Your menu should be your most effective marketing tool. It should suggestively sell your products, describe your offering in a mouth-watering way, entice an upsell, but most importantly, be a visual representation of your brand. Your menu is your product catalogue.
When you start with wholesome and tasty ingredients the end result is always better. We can source all your ingredients – even those hard to find ones. We look at the product and consider functionality, seasonality and demand forecasts. We also go to great lengths to understand our client’s specific needs. Together these considerations determine where the product is sourced and how to best manage the supply chain.
Taking inventory is an unpopular task at most restaurants, but it is critical to controlling food costs and improving profitability. Yet, when we speak with restaurant owners, many admit that they either do a poor job of it or do it too infrequently. In most cases the underlying issue is a lack of structure around the inventory-taking process.
Conduct a comprehensive on-premise Food Safety review covering key health and safety points. We can help you with your day-to-day quality and food safety needs, long-term objectives and we can work to develop your future strategic direction to continuously improve your quality and food-safety position.
Discussing and negotiating the right deal with your suppliers doesn’t necessarily mean getting what you want at the cheapest possible price. You may want to negotiate other aspects such as delivery times, payment terms or the quality of the goods. Let our skilled staff negotiate a deal, including setting your objectives, understanding your supplier’s position and using the right tactics to achieve the best outcome for you.

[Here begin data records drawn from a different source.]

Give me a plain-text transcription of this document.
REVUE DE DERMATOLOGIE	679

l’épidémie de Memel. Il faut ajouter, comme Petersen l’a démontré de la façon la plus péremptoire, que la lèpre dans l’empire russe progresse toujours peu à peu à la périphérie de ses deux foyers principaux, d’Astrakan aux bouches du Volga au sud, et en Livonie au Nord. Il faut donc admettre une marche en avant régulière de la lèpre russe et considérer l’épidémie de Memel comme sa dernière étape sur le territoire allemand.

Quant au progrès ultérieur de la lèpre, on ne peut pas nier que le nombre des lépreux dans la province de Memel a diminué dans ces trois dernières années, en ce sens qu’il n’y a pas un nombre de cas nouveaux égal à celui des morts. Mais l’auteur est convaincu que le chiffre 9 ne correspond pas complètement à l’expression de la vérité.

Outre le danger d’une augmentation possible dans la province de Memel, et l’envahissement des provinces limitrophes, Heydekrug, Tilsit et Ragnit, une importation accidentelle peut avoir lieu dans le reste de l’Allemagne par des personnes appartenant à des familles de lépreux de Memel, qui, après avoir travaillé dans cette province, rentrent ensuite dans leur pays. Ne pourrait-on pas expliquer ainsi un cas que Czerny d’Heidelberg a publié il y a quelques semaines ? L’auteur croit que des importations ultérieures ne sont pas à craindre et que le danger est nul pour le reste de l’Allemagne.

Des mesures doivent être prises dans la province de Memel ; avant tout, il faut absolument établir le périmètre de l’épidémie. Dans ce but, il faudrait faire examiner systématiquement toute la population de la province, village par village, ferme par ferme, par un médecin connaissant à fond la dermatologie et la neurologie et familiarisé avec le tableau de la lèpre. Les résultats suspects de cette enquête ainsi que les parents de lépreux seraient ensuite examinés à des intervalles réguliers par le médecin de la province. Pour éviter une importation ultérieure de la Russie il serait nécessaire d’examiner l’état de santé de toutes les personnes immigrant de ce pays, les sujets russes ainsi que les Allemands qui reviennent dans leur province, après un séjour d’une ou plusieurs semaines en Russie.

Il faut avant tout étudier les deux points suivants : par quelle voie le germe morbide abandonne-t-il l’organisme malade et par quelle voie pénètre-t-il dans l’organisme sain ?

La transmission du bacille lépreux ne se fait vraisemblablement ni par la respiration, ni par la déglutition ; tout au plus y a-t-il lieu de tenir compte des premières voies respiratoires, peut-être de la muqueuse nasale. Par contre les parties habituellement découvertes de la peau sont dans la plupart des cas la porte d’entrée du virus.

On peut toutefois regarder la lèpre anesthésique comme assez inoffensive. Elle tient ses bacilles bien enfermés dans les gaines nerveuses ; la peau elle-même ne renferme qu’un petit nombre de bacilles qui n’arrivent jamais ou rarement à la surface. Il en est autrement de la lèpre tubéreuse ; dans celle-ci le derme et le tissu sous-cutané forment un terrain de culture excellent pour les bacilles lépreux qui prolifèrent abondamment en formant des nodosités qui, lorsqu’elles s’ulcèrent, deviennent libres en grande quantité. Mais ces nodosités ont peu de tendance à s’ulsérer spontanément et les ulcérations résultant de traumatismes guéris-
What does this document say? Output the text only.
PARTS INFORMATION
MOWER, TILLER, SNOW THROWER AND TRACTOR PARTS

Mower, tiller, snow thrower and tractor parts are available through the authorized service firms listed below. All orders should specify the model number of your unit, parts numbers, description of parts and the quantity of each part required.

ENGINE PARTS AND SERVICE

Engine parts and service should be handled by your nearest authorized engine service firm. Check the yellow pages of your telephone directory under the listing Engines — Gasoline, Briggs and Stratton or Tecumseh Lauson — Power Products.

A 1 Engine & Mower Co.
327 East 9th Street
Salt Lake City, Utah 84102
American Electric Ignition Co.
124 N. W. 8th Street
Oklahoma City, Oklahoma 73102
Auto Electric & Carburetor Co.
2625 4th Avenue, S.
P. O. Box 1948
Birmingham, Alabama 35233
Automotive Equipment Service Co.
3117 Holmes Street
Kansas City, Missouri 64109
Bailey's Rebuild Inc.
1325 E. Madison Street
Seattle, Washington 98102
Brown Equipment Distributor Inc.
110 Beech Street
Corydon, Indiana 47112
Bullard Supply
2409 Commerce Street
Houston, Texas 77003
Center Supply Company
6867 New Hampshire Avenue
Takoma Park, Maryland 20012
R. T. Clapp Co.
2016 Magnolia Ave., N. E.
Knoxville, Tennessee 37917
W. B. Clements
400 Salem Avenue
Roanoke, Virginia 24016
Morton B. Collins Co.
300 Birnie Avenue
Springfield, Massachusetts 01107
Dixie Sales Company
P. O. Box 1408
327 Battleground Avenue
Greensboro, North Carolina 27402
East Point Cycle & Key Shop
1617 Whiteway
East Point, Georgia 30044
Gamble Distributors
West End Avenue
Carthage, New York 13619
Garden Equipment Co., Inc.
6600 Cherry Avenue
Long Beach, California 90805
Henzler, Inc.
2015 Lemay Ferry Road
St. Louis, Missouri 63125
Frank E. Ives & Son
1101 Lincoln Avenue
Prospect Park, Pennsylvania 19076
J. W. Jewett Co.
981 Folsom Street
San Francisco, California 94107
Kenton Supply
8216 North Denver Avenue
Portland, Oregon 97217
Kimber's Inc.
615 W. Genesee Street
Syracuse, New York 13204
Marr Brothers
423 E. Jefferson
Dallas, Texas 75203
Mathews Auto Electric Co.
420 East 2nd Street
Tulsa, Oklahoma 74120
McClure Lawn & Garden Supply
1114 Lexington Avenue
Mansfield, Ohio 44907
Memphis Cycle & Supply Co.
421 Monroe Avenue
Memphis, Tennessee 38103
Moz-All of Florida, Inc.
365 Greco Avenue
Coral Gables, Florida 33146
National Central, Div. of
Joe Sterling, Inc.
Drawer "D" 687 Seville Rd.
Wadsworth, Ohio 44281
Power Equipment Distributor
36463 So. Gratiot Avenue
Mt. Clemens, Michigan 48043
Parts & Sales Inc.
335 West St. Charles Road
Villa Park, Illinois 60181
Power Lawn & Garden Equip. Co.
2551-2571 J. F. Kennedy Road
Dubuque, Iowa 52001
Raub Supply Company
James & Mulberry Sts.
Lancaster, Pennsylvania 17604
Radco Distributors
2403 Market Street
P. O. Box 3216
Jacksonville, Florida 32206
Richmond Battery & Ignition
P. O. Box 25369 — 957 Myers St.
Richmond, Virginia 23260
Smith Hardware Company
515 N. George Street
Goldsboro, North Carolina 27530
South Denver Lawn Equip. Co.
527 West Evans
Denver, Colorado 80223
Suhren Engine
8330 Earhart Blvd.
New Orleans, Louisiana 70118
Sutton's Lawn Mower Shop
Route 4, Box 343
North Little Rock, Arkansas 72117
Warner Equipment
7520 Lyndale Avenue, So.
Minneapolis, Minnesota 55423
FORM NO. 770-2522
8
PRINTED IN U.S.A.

Our Mystery Shoppers provide objective, measurable and qualitative feedback about their customer experience and conditions. This feedback can help business owners find out if their menu, dining experience, pricing and placement are appealing to customers.
Measure the training and performance of your employees. Learn whether competitors do a better job at sales, service, marketing, and operations. Identify whether employees are following company procedures or compliance practices.
Each year we complete Restaurant Reviews for businesses of all sizes. In doing so, we always find something brand new to improve that is very specific to that particular client. But we also always find a number of common restaurant mistakes.
A Restaurant Performance Review is a consulting service where we analyse checkpoints covering all the major aspect of a restaurant such as operations, staffing, design, menus, facilities, profitability, sales performance – nothing is left to assumption. The “review” then spells out where the restaurant is performing compared to industry standards.
Knowing what equipment you need for your kitchen and your menu can be a strenuous, time-consuming and expensive exercise. Let us review your concept plan and menu and then assist you in choosing the right equipment for your concept. Together we create a list of the equipment you need, based on kitchen size, menu, affordability, fit for purpose, etc. including the quantities of each item, and whether it should be new or used. Then we negotiate with suppliers to receive the best deal on your behalf.
Creating an effective roster can be a head-ache in the making. Trying to fill every role across every shift, ensuring the right coverage of skills, acknowledging Workplace Health and Safety (WHS) requirements regarding shifts and fatigue, and then remembering who’s available or who’s on leave is far from easy. We offer efficient, reasonable and flexible rosters to attract and maintain good staff.
Are you currently recruiting for a new staff member or in the early planning stages for a new position and wondering where to begin? Let us assist you in writing an effective job description. The job description is the most important place to start when recruiting for your next employee and, if it’s well written, can mean the difference between attracting your next star employee or a just so-so candidates.